Moving up length and time scales, cells in multicellular tissues are subject to a myriad of forces, including compressive, tensile, fluid shear stress, and hydrostatic pressure, each of which plays an intricate part in the shaping, development, and maintenance of the tissue. The importance of tissue mechanics in development is illustrated by the elegant studies reported in the article by Wirshing, which highlights the role of myosin actomyosin bundle formation and organization in spermathecal cells during ovulation (Wirshing and Cram, 2017). Wirshing and colleagues used four-dimensional confocal microscopy of live animals to observe changes to spermathecal actomyosin network organization during cell stretch and contraction. They concluded that myosin drives actomyosin bundle production and that myosin activity is tightly regulated during ovulation to produce an optimally organized actomyosin network in Caenorhabditis elegans spermathecae. Moving up the phyla, the article by Killion and colleagues summarizes work addressing the impact of mechanical loading on actin cytoskeletal organization and column formation in the postnatal growth plate (Killion et al., 2017). They created a mouse model in which a portion of the sciatic nerve from one hind limb was transected at postnatal day 8 to paralyze the limb, thereby preventing mechanical load through ambulation. Not only did loss of mechanical load reduce bone mineral density and growth but, in the absence of force, they observed significant alterations in collagen fiber architecture in the growth plate and perturbed organization of the actin cytoskeleton in the growth plate chondrocytes. Their studies underscored the importance of mechanical load and force on chondrocyte structure function in postnatal development.

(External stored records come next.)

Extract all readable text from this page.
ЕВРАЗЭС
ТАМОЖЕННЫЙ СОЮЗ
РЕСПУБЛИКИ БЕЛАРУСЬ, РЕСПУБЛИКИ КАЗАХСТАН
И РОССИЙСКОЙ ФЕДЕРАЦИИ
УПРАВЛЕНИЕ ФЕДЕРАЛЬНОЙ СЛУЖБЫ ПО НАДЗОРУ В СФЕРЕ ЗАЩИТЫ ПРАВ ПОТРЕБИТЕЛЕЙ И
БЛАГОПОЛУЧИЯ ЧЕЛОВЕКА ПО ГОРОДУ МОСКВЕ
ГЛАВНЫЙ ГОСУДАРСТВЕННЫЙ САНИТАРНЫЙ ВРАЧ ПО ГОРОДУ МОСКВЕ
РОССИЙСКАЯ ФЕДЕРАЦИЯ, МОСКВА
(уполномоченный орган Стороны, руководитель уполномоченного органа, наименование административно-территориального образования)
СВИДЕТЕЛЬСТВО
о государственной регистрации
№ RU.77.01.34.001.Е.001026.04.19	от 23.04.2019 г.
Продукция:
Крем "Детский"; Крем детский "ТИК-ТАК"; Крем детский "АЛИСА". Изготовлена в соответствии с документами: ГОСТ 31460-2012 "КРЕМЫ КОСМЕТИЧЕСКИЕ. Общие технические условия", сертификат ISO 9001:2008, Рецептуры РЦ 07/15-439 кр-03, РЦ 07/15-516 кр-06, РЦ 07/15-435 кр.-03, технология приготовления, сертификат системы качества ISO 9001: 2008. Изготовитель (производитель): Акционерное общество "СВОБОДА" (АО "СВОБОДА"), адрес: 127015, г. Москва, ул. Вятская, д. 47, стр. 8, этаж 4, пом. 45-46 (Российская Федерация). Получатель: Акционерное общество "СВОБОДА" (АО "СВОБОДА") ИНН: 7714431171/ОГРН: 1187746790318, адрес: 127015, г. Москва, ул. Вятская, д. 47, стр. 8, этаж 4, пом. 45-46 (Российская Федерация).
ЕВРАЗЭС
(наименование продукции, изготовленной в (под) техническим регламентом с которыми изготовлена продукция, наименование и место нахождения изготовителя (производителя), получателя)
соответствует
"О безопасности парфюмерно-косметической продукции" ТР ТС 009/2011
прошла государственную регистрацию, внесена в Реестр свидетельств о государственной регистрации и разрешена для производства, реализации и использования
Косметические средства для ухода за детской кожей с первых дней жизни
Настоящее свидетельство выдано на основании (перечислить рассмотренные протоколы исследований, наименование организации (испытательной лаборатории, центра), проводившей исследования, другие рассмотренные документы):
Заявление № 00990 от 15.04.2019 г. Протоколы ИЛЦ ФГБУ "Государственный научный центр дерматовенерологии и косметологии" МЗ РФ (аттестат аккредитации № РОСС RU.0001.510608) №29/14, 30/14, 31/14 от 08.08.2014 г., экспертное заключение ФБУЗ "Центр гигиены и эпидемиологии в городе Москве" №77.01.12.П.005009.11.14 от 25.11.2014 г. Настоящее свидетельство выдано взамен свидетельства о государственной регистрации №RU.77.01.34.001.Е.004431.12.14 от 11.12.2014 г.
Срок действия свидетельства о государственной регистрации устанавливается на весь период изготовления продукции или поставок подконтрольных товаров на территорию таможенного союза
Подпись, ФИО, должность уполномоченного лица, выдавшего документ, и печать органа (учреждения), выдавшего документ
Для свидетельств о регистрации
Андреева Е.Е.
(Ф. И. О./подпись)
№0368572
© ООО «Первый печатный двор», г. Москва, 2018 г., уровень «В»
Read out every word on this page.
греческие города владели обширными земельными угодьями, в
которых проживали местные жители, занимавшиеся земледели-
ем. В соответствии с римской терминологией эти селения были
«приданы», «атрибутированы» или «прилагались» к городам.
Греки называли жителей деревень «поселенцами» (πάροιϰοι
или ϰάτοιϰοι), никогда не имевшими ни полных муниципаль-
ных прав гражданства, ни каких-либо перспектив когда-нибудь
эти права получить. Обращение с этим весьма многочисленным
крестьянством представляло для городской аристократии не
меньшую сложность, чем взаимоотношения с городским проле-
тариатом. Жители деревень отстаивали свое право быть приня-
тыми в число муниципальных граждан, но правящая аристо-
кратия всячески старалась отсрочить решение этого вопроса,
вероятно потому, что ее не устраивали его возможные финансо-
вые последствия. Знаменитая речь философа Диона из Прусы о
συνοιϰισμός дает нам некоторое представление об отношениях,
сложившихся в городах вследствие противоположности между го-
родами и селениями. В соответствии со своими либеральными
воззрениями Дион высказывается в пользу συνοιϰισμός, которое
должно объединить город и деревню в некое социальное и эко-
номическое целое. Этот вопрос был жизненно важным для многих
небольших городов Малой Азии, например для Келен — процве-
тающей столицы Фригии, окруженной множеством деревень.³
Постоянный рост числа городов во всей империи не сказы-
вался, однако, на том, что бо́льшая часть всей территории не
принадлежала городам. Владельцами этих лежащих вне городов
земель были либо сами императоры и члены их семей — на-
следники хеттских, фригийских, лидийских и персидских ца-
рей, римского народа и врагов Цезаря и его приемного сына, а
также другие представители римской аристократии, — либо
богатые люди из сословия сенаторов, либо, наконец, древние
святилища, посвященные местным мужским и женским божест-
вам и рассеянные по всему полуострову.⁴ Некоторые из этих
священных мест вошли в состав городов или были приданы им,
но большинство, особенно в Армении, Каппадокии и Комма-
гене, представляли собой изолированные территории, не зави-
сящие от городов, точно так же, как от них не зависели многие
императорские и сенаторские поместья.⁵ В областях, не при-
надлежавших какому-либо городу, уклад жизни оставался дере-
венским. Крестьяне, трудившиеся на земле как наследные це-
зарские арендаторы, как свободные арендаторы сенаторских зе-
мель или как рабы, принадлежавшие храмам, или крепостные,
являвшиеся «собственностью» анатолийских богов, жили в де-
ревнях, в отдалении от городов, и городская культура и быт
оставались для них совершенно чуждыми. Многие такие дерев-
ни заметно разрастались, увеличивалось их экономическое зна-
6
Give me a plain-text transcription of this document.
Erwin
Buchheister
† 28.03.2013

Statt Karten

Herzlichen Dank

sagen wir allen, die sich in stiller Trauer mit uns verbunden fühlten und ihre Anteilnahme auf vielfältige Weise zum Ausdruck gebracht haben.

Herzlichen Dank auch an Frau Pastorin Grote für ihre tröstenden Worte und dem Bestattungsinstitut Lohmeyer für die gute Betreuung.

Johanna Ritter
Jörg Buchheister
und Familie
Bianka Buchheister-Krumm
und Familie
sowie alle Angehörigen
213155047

Consistent with a critical role for mechanics in tissue development and homeostasis, diseases such as atherosclerosis, arthritis, deafness, osteoporosis, and cancer, and a number of developmental disorders, including Kartagener’s syndrome and Hutchinson–Gilford progeria syndrome, commonly result from an abnormal physiological response to extrinsic (applied) or intrinsic (cell-generated) cues. Thus the physical basis for disease can be a product of either altered tensional homeostasis owing to, for example, altered cellular level or tissue-level forces and material properties, or the perturbed cellular response to mechanical stimuli. This concept formed the basis of the work described in the article by Happe and colleagues, who developed mechanically patterned neuromuscular junctions-in-a-dish to enable studies addressing the role of neuromuscular degeneration that leads to progressive motor neuron disease due to the intimate connection between motor neurons and muscle fibers (Happe et al., 2017). A major caveat of current in vitro approaches is the inability to sustain differentiated function of neuromuscular junction in culture. Happe and colleagues developed mechanically patterned extracellular matrices with alternating soft and stiff stripes that enhanced the differentiation, fusion and myotube formation required to support acetylcholine stimulation by cocultured motor neurons with a twitch duration and frequency that recapitulated mature muscle. This system will enable future studies aimed at elucidating disease pathology and identifying drug treatments.

In summary, this current special issue on mechanobiology highlights the breadth and scope of the studies being conducted in this area by members of the cell biology community. The work crosses length scales and encompasses single-cell and multicellular organisms with data underscoring how the basic molecular mechanisms are evolutionarily conserved. Clearly, there is much to be discovered in this exciting interface between the physical sciences and cell biology.